Academic advising is an example of a domain that could be modeled in a rule-based expert system or in navigational hypermedia. The use of intelligent hypermedia combines the computational power of the former with the flexibility of the latter.

Appendix: Abstract Syntax of the Inference Language

Following is the abstract syntax in BNF notation of the version of the inference language discussed in the paper. The options that existed in the original Mikroplis query language are boldfaced.

 

QUERY OPTIONS

Q : Query Q::= display Art R Prp S which F, if B, with their R, else Q. | the Nth result of Q | Q and Q

S : Subject S::= all items | all K | Z | Q | S and S

R : Relationship R::= everything | T | converse T | R which are not self | the Nth R | R which F if B with their R, else R | Z | R Prp R | R and R | R as a macro | R as a predicate

F : Filter F::= Eop C | Eop Q | have Qop R which F [, with them] | are Cop N | are Cop N R which F [, with them] | F Lop F | F and which also F | contain data type Top | contain no duplicates

 

MEDIA OPTIONS

C : Character C::= String | {text of} Z | substring of C from N for N | C append C

N : Number N::= Real | the count of results of the query: ( Q ) | N Nop N | Z

B : Boolean B::= true | false | N is Cop N | C Eop C | Q Eop Q | not B | B Lop B | Pop Q | R of S which F

 

HYPERMEDIA OPTIONS

K : Kind K::= node kind

T : Type T::= link type | macro | predicate

Z : Node Z::= C | C if B | Z if B | Q

L : Link L::= Z linked to Z

 

OPERATOR OPTIONS

Nop : Numerical Nop::= plus | minus | times | divided by

Cop : Comparison Cop::= more than | less than | the same as | at least | no more than | not the same as

Lop : Logical Lop::= and | or | exclusive or | nand

Qop : Quantity Qop::= no | all | (at least one) | most | several | a few

Pop : Proposition Pop::= there are | there are not | there are several

Top : Type Top::= numeric | non-numeric

Eop : Equality Eop::= equal | are not equal to | do not contain | contain | are contained in | are not contained in

Prp : Preposition Prp::= of | about | by | for | from | in | on | over | to | under

Art : Article Art::= | a | all | an | that | the | those

References

Halasz, F.G. (1988). Reflections on Notecards: Seven Issues for the Next Generation of Hypermedia Systems. Communications of the ACM, Vol. 31, No. 7.

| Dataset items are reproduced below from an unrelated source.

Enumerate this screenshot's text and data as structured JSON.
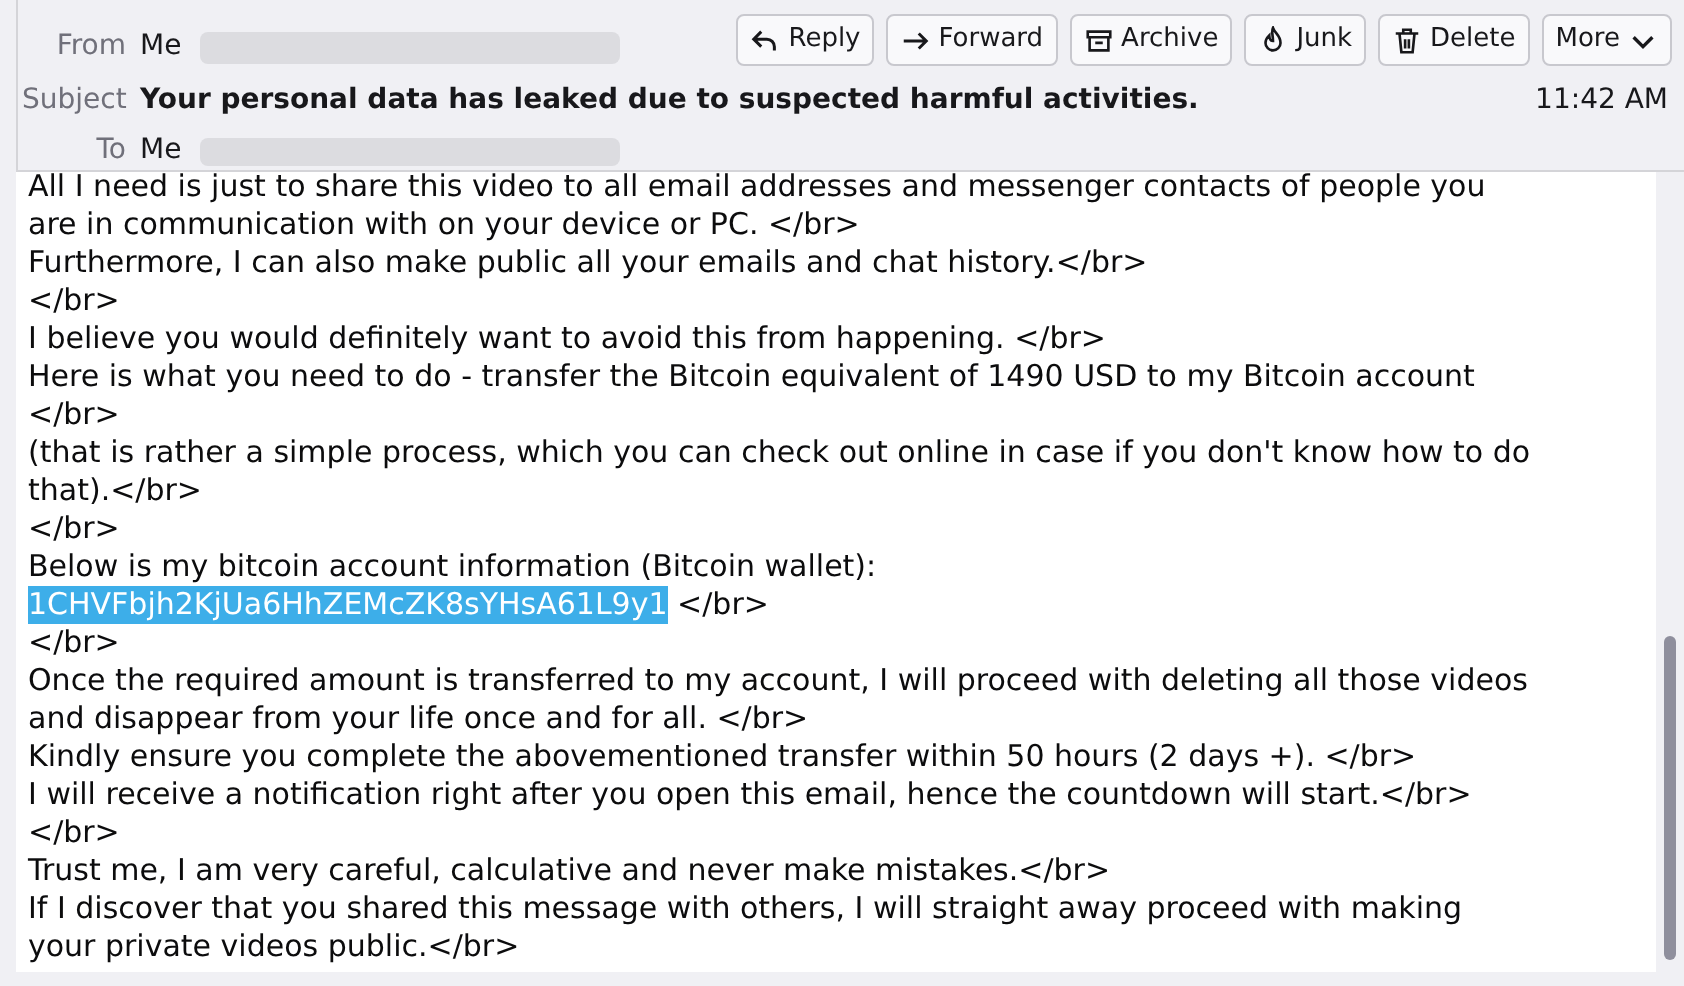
{
  "header": {
    "from_label": "From",
    "from_value": "Me",
    "subject_label": "Subject",
    "subject": "Your personal data has leaked due to suspected harmful activities.",
    "to_label": "To",
    "to_value": "Me",
    "time": "11:42 AM"
  },
  "buttons": [
    {
      "label": "Reply",
      "kind": "reply"
    },
    {
      "label": "Forward",
      "kind": "forward"
    },
    {
      "label": "Archive",
      "kind": "archive"
    },
    {
      "label": "Junk",
      "kind": "junk"
    },
    {
      "label": "Delete",
      "kind": "delete"
    },
    {
      "label": "More",
      "kind": "more"
    }
  ],
  "body_lines": [
    {
      "kind": "plain",
      "text": "All I need is just to share this video to all email addresses and messenger contacts of people you"
    },
    {
      "kind": "plain",
      "text": "are in communication with on your device or PC. </br>"
    },
    {
      "kind": "plain",
      "text": "Furthermore, I can also make public all your emails and chat history.</br>"
    },
    {
      "kind": "plain",
      "text": "</br>"
    },
    {
      "kind": "plain",
      "text": "I believe you would definitely want to avoid this from happening. </br>"
    },
    {
      "kind": "plain",
      "text": "Here is what you need to do - transfer the Bitcoin equivalent of 1490 USD to my Bitcoin account"
    },
    {
      "kind": "plain",
      "text": "</br>"
    },
    {
      "kind": "plain",
      "text": "(that is rather a simple process, which you can check out online in case if you don't know how to do"
    },
    {
      "kind": "plain",
      "text": "that).</br>"
    },
    {
      "kind": "plain",
      "text": "</br>"
    },
    {
      "kind": "plain",
      "text": "Below is my bitcoin account information (Bitcoin wallet):"
    },
    {
      "kind": "highlighted",
      "highlight": "1CHVFbjh2KjUa6HhZEMcZK8sYHsA61L9y1",
      "text": " </br>"
    },
    {
      "kind": "plain",
      "text": "</br>"
    },
    {
      "kind": "plain",
      "text": "Once the required amount is transferred to my account, I will proceed with deleting all those videos"
    },
    {
      "kind": "plain",
      "text": "and disappear from your life once and for all. </br>"
    },
    {
      "kind": "plain",
      "text": "Kindly ensure you complete the abovementioned transfer within 50 hours (2 days +). </br>"
    },
    {
      "kind": "plain",
      "text": "I will receive a notification right after you open this email, hence the countdown will start.</br>"
    },
    {
      "kind": "plain",
      "text": "</br>"
    },
    {
      "kind": "plain",
      "text": "Trust me, I am very careful, calculative and never make mistakes.</br>"
    },
    {
      "kind": "plain",
      "text": "If I discover that you shared this message with others, I will straight away proceed with making"
    },
    {
      "kind": "plain",
      "text": "your private videos public.</br>"
    }
  ]
}
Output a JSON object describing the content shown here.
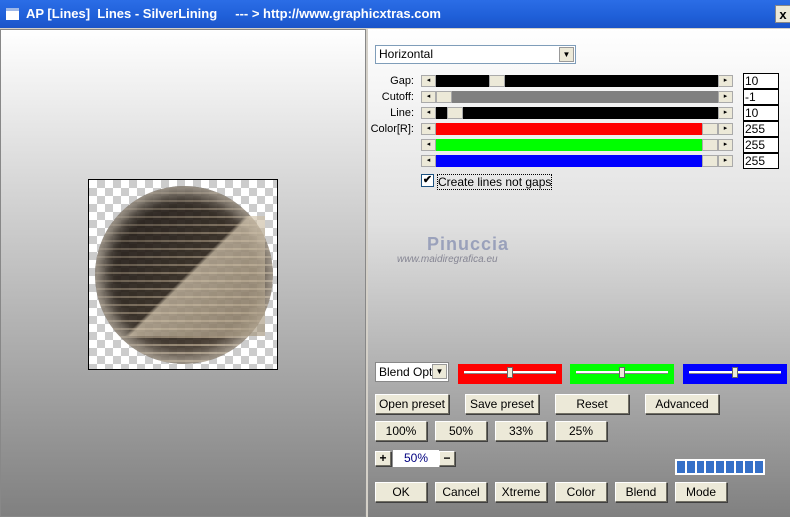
{
  "window": {
    "title": "AP [Lines]  Lines - SilverLining     --- > http://www.graphicxtras.com",
    "close_label": "x"
  },
  "watermark": {
    "name": "Pinuccia",
    "url": "www.maidiregrafica.eu"
  },
  "direction_select": {
    "value": "Horizontal"
  },
  "sliders": [
    {
      "label": "Gap:",
      "value": "10",
      "fraction": 0.2,
      "color": "#000000"
    },
    {
      "label": "Cutoff:",
      "value": "-1",
      "fraction": 0.0,
      "color": "#808080"
    },
    {
      "label": "Line:",
      "value": "10",
      "fraction": 0.04,
      "color": "#000000"
    },
    {
      "label": "Color[R]:",
      "value": "255",
      "fraction": 1.0,
      "color": "#ff0000"
    },
    {
      "label": "",
      "value": "255",
      "fraction": 1.0,
      "color": "#00ff00"
    },
    {
      "label": "",
      "value": "255",
      "fraction": 1.0,
      "color": "#0000ff"
    }
  ],
  "checkbox": {
    "label": "Create lines not gaps",
    "checked": true
  },
  "blend_select": {
    "value": "Blend Opti"
  },
  "blend_swatches": [
    {
      "color": "#ff0000",
      "fraction": 0.5
    },
    {
      "color": "#00ff00",
      "fraction": 0.5
    },
    {
      "color": "#0000ff",
      "fraction": 0.5
    }
  ],
  "preset_buttons": [
    "Open preset",
    "Save preset",
    "Reset",
    "Advanced"
  ],
  "zoom_buttons": [
    "100%",
    "50%",
    "33%",
    "25%"
  ],
  "zoom": {
    "plus": "+",
    "value": "50%",
    "minus": "−"
  },
  "bottom_buttons": [
    "OK",
    "Cancel",
    "Xtreme",
    "Color",
    "Blend",
    "Mode"
  ],
  "progress_segments": 9
}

McCall, R. (1989). Mikroplis: A Hypertext System for Design. Design Studies, 10 (4), 228-238.

McCall, R., Bennett P., d'Oronzio P., Ostwald, J., Shipman, F., Wallace, N. (1990). Phidias: A PHI-based Design Environment Integrating CAD Graphics into Dynamic Hypertext. Proceedings of the European Conference on Hypertext (ECHT '90).

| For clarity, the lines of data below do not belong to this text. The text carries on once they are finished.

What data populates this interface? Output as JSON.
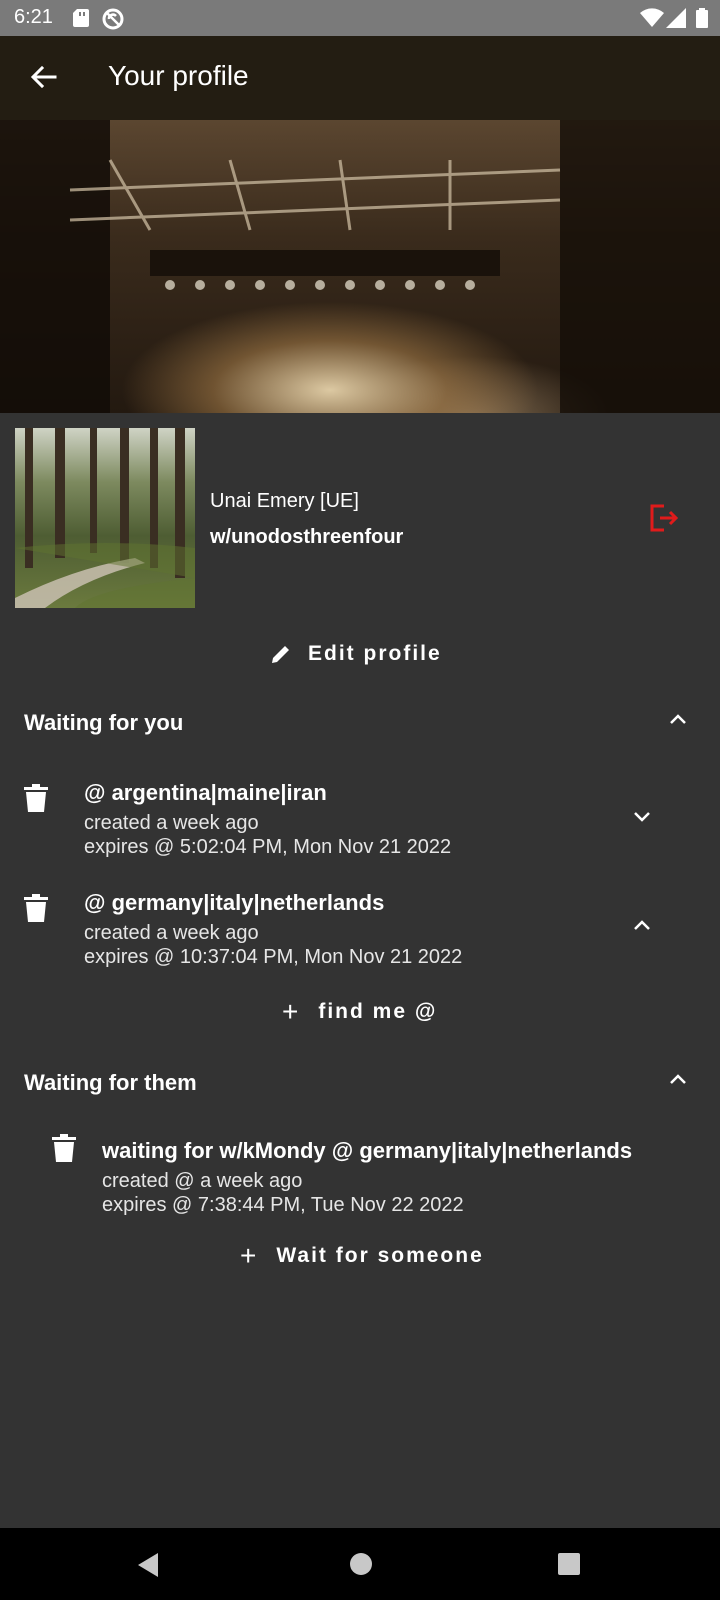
{
  "status_bar": {
    "time": "6:21"
  },
  "app_bar": {
    "title": "Your profile"
  },
  "profile": {
    "name": "Unai Emery [UE]",
    "handle": "w/unodosthreenfour",
    "edit_label": "Edit profile"
  },
  "waiting_for_you": {
    "title": "Waiting for you",
    "items": [
      {
        "title": "@ argentina|maine|iran",
        "created": "created a week ago",
        "expires": "expires @ 5:02:04 PM, Mon Nov 21 2022"
      },
      {
        "title": "@ germany|italy|netherlands",
        "created": "created a week ago",
        "expires": "expires @ 10:37:04 PM, Mon Nov 21 2022"
      }
    ],
    "add_label": "find me @"
  },
  "waiting_for_them": {
    "title": "Waiting for them",
    "items": [
      {
        "title": "waiting for w/kMondy @ germany|italy|netherlands",
        "created": "created @ a week ago",
        "expires": "expires @ 7:38:44 PM, Tue Nov 22 2022"
      }
    ],
    "add_label": "Wait for someone"
  },
  "colors": {
    "accent_logout": "#e01b1b",
    "app_bar_bg": "#231d12",
    "background": "#333333"
  },
  "icons": [
    "back-arrow-icon",
    "logout-icon",
    "pencil-icon",
    "trash-icon",
    "chevron-up-icon",
    "chevron-down-icon",
    "plus-icon"
  ]
}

Peper, G., MacIntyre, C., Keenan, J. (1990). Hypertext: A New Approach for Implementing an Expert System. Expert Systems ITL Conference 1989.

Stahl, G. (1991). A Hypermedia Inference Language as an Alternative to Rule-Based Expert Systems. Tech Report CU-CS-557-91, Department of Computer Science, University of Colorado at Boulder.

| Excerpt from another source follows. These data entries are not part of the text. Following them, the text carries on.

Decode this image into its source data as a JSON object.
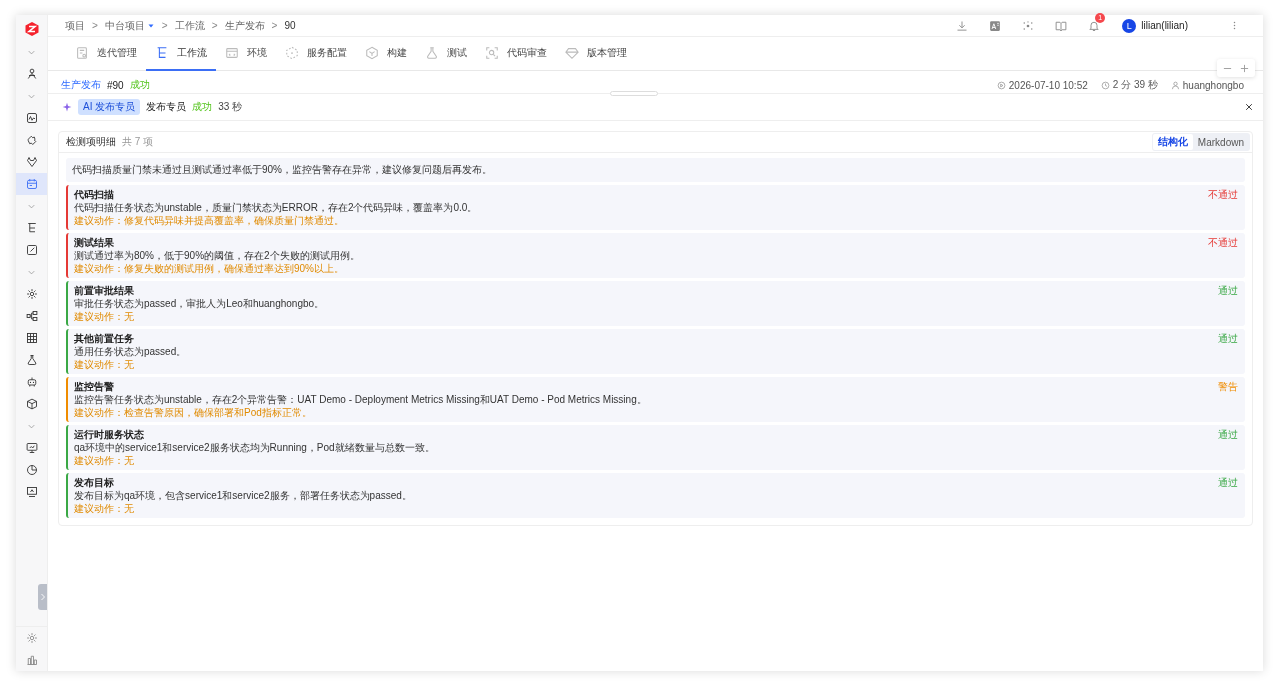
{
  "sidebar": {
    "items": [
      {
        "kind": "chevron"
      },
      {
        "kind": "nav",
        "selected": false
      },
      {
        "kind": "chevron"
      },
      {
        "kind": "nav",
        "selected": false
      },
      {
        "kind": "nav",
        "selected": false
      },
      {
        "kind": "nav",
        "selected": false
      },
      {
        "kind": "nav",
        "selected": true
      },
      {
        "kind": "chevron"
      },
      {
        "kind": "nav",
        "selected": false
      },
      {
        "kind": "nav",
        "selected": false
      },
      {
        "kind": "chevron"
      },
      {
        "kind": "nav",
        "selected": false
      },
      {
        "kind": "nav",
        "selected": false
      },
      {
        "kind": "nav",
        "selected": false
      },
      {
        "kind": "nav",
        "selected": false
      },
      {
        "kind": "nav",
        "selected": false
      },
      {
        "kind": "nav",
        "selected": false
      },
      {
        "kind": "chevron"
      },
      {
        "kind": "nav",
        "selected": false
      },
      {
        "kind": "nav",
        "selected": false
      },
      {
        "kind": "nav",
        "selected": false
      }
    ],
    "bottom": [
      {
        "kind": "nav"
      },
      {
        "kind": "nav"
      }
    ]
  },
  "breadcrumb": [
    {
      "kind": "link",
      "label": "项目",
      "dropdown": false
    },
    {
      "kind": "sep",
      "label": ">"
    },
    {
      "kind": "link",
      "label": "中台项目",
      "dropdown": true
    },
    {
      "kind": "sep",
      "label": ">"
    },
    {
      "kind": "link",
      "label": "工作流",
      "dropdown": false
    },
    {
      "kind": "sep",
      "label": ">"
    },
    {
      "kind": "link",
      "label": "生产发布",
      "dropdown": false
    },
    {
      "kind": "sep",
      "label": ">"
    },
    {
      "kind": "current",
      "label": "90"
    }
  ],
  "header": {
    "notification_count": "1",
    "user": {
      "initial": "L",
      "name": "lilian(lilian)"
    }
  },
  "tabs": [
    {
      "label": "迭代管理",
      "selected": false
    },
    {
      "label": "工作流",
      "selected": true
    },
    {
      "label": "环境",
      "selected": false
    },
    {
      "label": "服务配置",
      "selected": false
    },
    {
      "label": "构建",
      "selected": false
    },
    {
      "label": "测试",
      "selected": false
    },
    {
      "label": "代码审查",
      "selected": false
    },
    {
      "label": "版本管理",
      "selected": false
    }
  ],
  "run": {
    "workflow": "生产发布",
    "number": "#90",
    "status": "成功",
    "started": "2026-07-10 10:52",
    "duration": "2 分 39 秒",
    "user": "huanghongbo"
  },
  "agent": {
    "tag": "AI 发布专员",
    "name": "发布专员",
    "status": "成功",
    "duration": "33 秒"
  },
  "report": {
    "title": "检测项明细",
    "count": "共 7 项",
    "views": [
      {
        "label": "结构化",
        "selected": true
      },
      {
        "label": "Markdown",
        "selected": false
      }
    ],
    "summary": "代码扫描质量门禁未通过且测试通过率低于90%，监控告警存在异常，建议修复问题后再发布。",
    "items": [
      {
        "title": "代码扫描",
        "description": "代码扫描任务状态为unstable，质量门禁状态为ERROR，存在2个代码异味，覆盖率为0.0。",
        "advice": "建议动作：修复代码异味并提高覆盖率，确保质量门禁通过。",
        "status": "不通过",
        "kind": "fail"
      },
      {
        "title": "测试结果",
        "description": "测试通过率为80%，低于90%的阈值，存在2个失败的测试用例。",
        "advice": "建议动作：修复失败的测试用例，确保通过率达到90%以上。",
        "status": "不通过",
        "kind": "fail"
      },
      {
        "title": "前置审批结果",
        "description": "审批任务状态为passed，审批人为Leo和huanghongbo。",
        "advice": "建议动作：无",
        "status": "通过",
        "kind": "pass"
      },
      {
        "title": "其他前置任务",
        "description": "通用任务状态为passed。",
        "advice": "建议动作：无",
        "status": "通过",
        "kind": "pass"
      },
      {
        "title": "监控告警",
        "description": "监控告警任务状态为unstable，存在2个异常告警：UAT Demo - Deployment Metrics Missing和UAT Demo - Pod Metrics Missing。",
        "advice": "建议动作：检查告警原因，确保部署和Pod指标正常。",
        "status": "警告",
        "kind": "warn"
      },
      {
        "title": "运行时服务状态",
        "description": "qa环境中的service1和service2服务状态均为Running，Pod就绪数量与总数一致。",
        "advice": "建议动作：无",
        "status": "通过",
        "kind": "pass"
      },
      {
        "title": "发布目标",
        "description": "发布目标为qa环境，包含service1和service2服务，部署任务状态为passed。",
        "advice": "建议动作：无",
        "status": "通过",
        "kind": "pass"
      }
    ]
  }
}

Stahl, G. (1993). A Computational Medium for Supporting Interpretation in Design. Journal of Architecture and Planning Research, Special issue on Computational Representations of Knowledge, forthcoming in June, 1993.

Acknowledgments

The research reported here was supported in part by a grant from the Colorado Advanced Software Institute (CASI) for 1990-91, in collaboration with IBM. CASI is sponsored in part by the Colorado Advanced Technology Institute (CATI), an agency of the State of Colorado. CATI promotes advanced technology education and research at universities in Colorado for the purpose of economic development.